Although Silicon Valley is full of CEOs meditating in lactation rooms, parents in Palo Alto, California, are apparently worried that their school district’s sexual-education curriculum is too explicit. As the Daily Beast reports, more than 1,600 parents have signed a petition to stop the Palo Alto Unified School District from teaching sex ed until the program is changed, though the school board maintains the curriculum follows state guidelines.
Parents are upset that the sex-ed curriculum includes information about masturbation, sex toys, and premarital sex, according to the Daily Beast. The petition claims the curriculum “leads 7th graders to follow the examples of a wrong age group and encourages 12 year olds to try sex for ‘wonderful orgasm.’” The program’s sex-ed scenarios are reportedly told through a number of fictional situations with characters older than the middle-school students. Per the Daily Beast:
Examples range from positive (“I’d had orgasms through masturbation before, but sharing yourself with someone you love and respect was really different and it felt wonderful”) to negative (“I started to cry”).
Apparently some parents are also upset that premarital and homosexual scenarios are depicted in the sex-ed program, even though the California Healthy Youth Act calls for schools to offer comprehensive sex education to all public school students, the Daily Best notes. Parents who signed the petition want to create a new curriculum, but school-board members said after a recent board meeting that the programming won’t change. However, parents are allowed to opt their children out of the program if they want.
“One of the things that you need to provide [under the state law] is consent education and relationship education,” [board of education vice president] Ken Dauber told The Daily Beast. “And obviously we independently want our students to be prepared for all of the situations they are going to find themselves so that they are able to make healthy decision about their sexuality.”

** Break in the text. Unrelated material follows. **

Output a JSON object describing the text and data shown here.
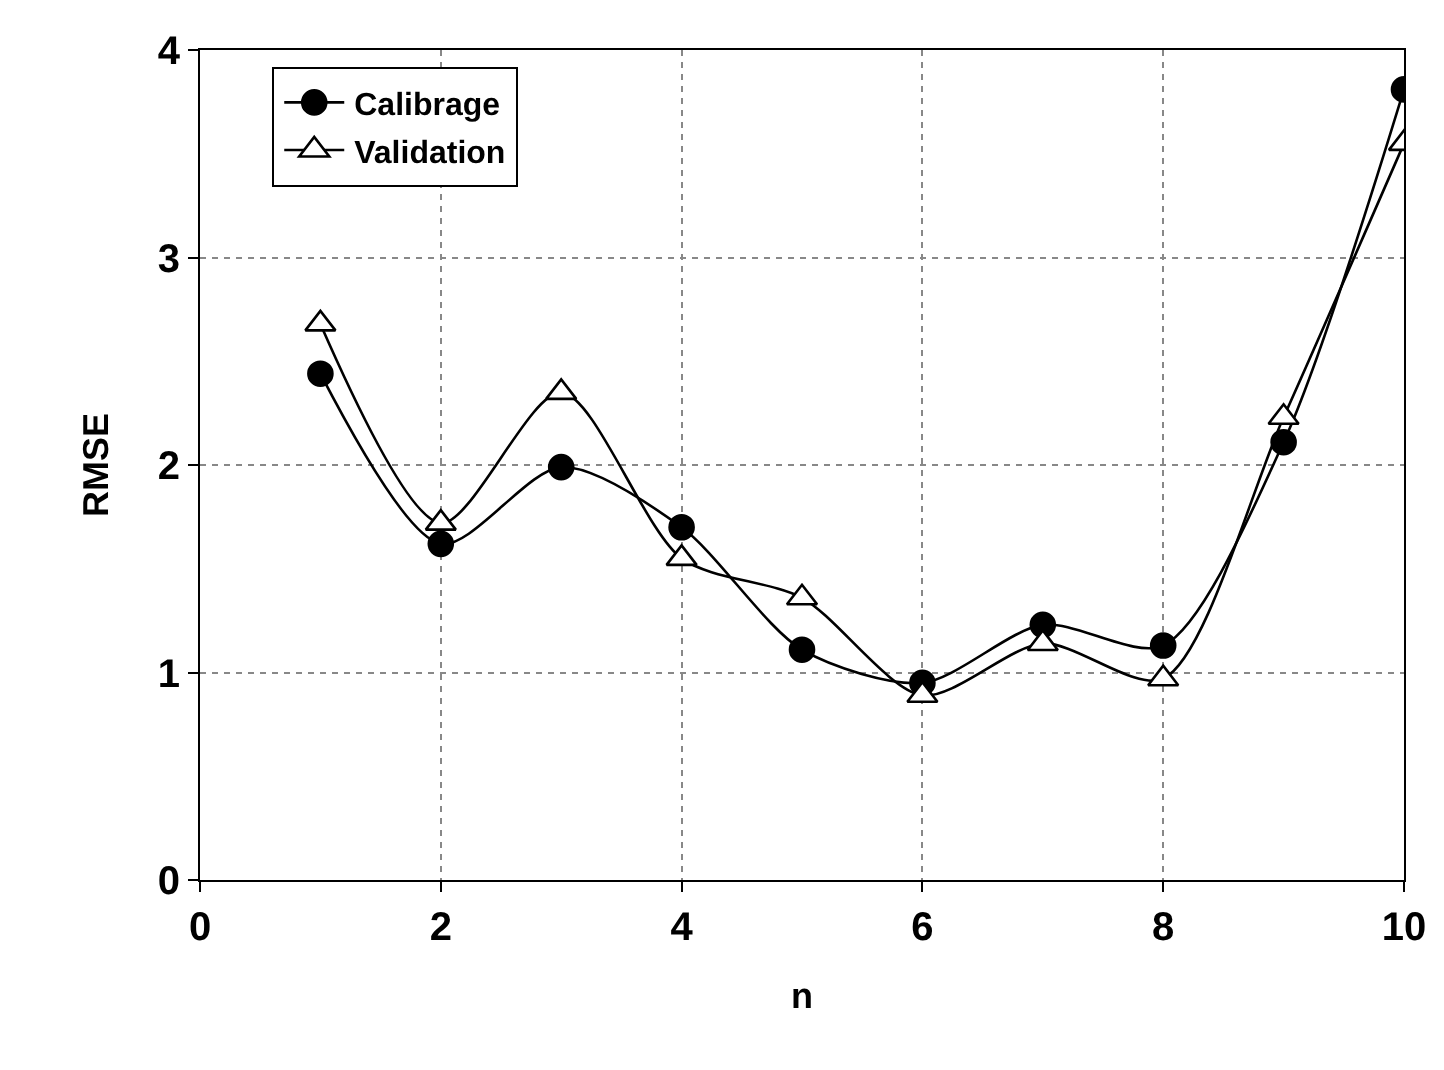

The school board also issued a statement to the Daily Beast, saying, “The content was fully vetted by our school principals and our chief academic officers. Realizing that these topics and others may not be aligned with some family values, California Law, PAUSD, and Health Connected all provide the right to opt-out of this unit.” But the board also noted that it will consider changes to keep parents better informed, though it won’t actually change the curriculum.